This explains why most of Fresnel's conclusions remain unchanged when we adopt the electromagnetic theory of light.

Maxwell's Theory.—Maxwell, we know, connected by a close bond two parts of physics until then entirely foreign to one another, optics and electricity. By blending thus in a vaster whole, in a higher harmony, the optics of Fresnel has not ceased to be alive. Its various parts subsist, and their mutual relations are still the same. Only the language we used to express them has changed; and, on the other hand, Maxwell has revealed to us other relations, before unsuspected, between the different parts of optics and the domain of electricity.

When a French reader first opens Maxwell's book, a feeling of uneasiness and often even of mistrust mingles at first with his admiration. Only after a prolonged acquaintance and at the cost of many efforts does this feeling disappear. There are even some eminent minds that never lose it.

Why are the English scientist's ideas with such difficulty acclimatized among us? It is, no doubt, because the education received by the majority of enlightened Frenchmen predisposes them to appreciate precision and logic above every other quality.

The old theories of mathematical physics gave us in this respect complete satisfaction. All our masters, from Laplace to Cauchy, have proceeded in the same way. Starting from clearly stated hypotheses, they deduced all their consequences with mathematical rigor, and then compared them with experiment. It seemed their aim to give every branch of physics the same precision as celestial mechanics.

A mind accustomed to admire such models is hard to suit with a theory. Not only will it not tolerate the least appearance of contradiction, but it will demand that the various parts be logically connected with one another, and that the number of distinct hypotheses be reduced to minimum.

This is not all; it will have still other demands, which seem to me less reasonable. Behind the matter which our senses can reach, and which experiment tells us of, it will desire to see another, and in its eyes the only real, matter, which will have only purely geometric properties, and whose atoms will be nothing but mathematical points, subject to the laws of dynamics alone. And yet these atoms, invisible and without color, it will seek by an unconscious contradiction to represent to itself and consequently to identify as closely as possible with common matter.

Then only will it be fully satisfied and imagine that it has penetrated the secret of the universe. If this satisfaction is deceitful, it is none the less difficult to renounce.

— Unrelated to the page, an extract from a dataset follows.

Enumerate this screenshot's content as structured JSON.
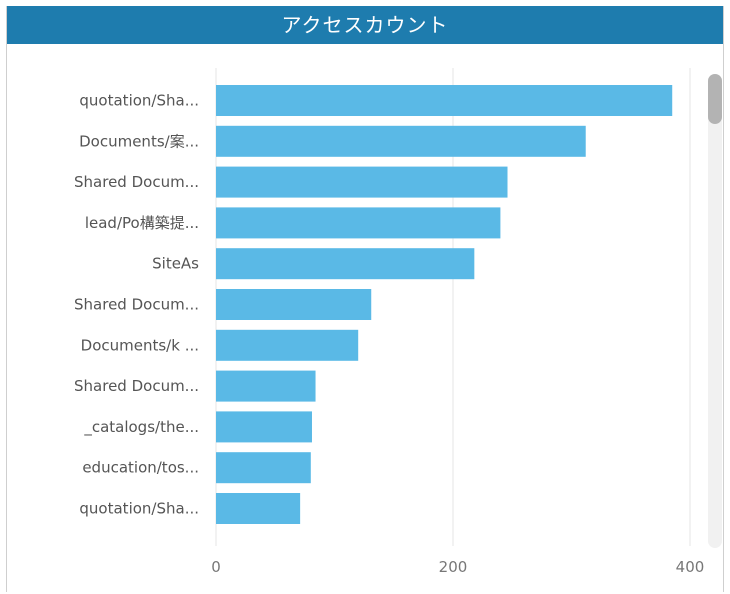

Thus, on opening Maxwell, a Frenchman expects to find a theoretical whole as logical and precise as the physical optics based on the hypothesis of the ether; he thus prepares for himself a disappointment which I should like to spare the reader by informing him immediately of what he must look for in Maxwell, and what he can not find there.

Maxwell does not give a mechanical explanation of electricity and magnetism; he confines himself to demonstrating that such an explanation is possible.